In the past, young Germans have also taken part in the youth summits organised in the lead up to the G7/G8 and G20 government summits. They provided a young person's perspective on the political agenda at the government summit and called for a youth-specific view. In 2015, young people from all over the world met for the international J7 youth summit in Berlin with the guiding theme 'Responsibility to act' (Verantwortung zu handeln). They discussed what their governments and they themselves can do for sustainable development and then drafted a position paper with their results, which they presented to and discussed with Federal Chancellor Angela Merkel and former Federal Minister of Family Affairs, Senior Citizens, Women and Youth Manuela Schwesig. The G20 summit took place in Germany in 2017. Young people met up beforehand for the J20 youth summit in Berlin where they sat down with Chancellor Angela Merkel and discussed their proposals.

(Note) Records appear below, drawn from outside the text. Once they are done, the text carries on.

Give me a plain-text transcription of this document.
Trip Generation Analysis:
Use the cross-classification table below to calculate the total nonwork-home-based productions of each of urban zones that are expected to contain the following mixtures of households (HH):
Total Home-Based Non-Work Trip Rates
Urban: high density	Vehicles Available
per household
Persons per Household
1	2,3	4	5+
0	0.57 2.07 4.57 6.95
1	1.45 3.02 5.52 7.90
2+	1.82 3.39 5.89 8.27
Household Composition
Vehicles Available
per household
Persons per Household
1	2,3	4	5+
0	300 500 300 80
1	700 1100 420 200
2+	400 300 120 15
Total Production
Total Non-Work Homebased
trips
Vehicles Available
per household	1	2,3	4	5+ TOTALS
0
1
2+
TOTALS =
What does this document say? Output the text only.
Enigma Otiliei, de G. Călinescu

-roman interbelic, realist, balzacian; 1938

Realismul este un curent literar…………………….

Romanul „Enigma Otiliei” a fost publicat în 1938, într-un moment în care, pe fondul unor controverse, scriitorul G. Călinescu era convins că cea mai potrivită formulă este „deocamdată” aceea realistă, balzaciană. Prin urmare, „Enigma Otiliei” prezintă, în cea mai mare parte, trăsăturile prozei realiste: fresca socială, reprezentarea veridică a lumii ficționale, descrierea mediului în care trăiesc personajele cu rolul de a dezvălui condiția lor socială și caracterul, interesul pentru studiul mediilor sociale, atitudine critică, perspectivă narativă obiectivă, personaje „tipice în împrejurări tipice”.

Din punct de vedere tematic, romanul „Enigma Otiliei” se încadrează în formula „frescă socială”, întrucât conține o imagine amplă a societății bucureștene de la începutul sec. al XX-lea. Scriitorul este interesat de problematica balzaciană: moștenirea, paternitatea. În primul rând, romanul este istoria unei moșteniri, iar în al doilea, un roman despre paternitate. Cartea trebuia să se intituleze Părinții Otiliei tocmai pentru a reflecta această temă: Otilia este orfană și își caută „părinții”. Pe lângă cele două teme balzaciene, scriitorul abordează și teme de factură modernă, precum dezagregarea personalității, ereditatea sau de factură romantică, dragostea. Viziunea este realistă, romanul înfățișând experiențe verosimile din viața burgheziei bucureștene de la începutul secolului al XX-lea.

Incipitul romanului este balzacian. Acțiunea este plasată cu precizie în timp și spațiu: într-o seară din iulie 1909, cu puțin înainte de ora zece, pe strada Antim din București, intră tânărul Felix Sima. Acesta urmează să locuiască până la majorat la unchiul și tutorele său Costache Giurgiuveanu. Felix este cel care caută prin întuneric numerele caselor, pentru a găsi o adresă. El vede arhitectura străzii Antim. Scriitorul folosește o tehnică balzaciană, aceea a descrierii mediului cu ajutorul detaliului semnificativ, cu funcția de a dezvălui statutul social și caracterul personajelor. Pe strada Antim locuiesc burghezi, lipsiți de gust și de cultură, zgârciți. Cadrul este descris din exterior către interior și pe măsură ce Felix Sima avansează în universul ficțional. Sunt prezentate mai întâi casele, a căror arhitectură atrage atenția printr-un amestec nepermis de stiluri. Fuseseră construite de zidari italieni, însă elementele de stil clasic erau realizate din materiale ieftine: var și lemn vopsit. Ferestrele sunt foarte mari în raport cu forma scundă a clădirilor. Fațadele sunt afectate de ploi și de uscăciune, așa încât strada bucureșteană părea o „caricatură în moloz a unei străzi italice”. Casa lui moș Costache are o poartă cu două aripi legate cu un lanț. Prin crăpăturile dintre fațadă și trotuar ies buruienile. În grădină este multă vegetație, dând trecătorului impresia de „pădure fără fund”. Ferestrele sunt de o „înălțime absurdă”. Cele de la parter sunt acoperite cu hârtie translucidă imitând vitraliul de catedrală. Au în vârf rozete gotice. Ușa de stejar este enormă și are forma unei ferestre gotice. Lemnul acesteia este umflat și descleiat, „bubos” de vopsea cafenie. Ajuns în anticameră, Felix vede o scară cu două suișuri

Between 9 and 14 June 2019 the Y7 youth summit took place in Paris, the counterpart event of the G7 summit. The German delegation met up with their peers from the other G7 countries to agree on specific calls for action concerning the priority themes of the Y7 summit.

German youth delegations also take part in the UN Convention on Biological Diversity and the UN Climate Change Conference.

Bundesländer (federal states)

Since 2001, the North Rhine-Westphalian state government has been inviting young people from Germany, Poland and France to take part in a trilateral youth summit (Bund.Europa.Internationales: Weimarer Dreieck). The summit rotates each year between the Hauts-de-France region of France, Silesia in Poland, and North Rhine-Westphalia. The young participants work on a current European issue and engage in a dialogue with politicians from the three regions. The 2019 event is all about diversity in practice and social cohesion (title: “Gelebte Vielfalt – Engagement für sozialen Zusammenhalt”). The International Association for Education and Exchange (Internationale Bildungs- und Begegnungswerk, IBB) in Dortmund supports and guides young people from North Rhine-Westphalia on behalf of the state government.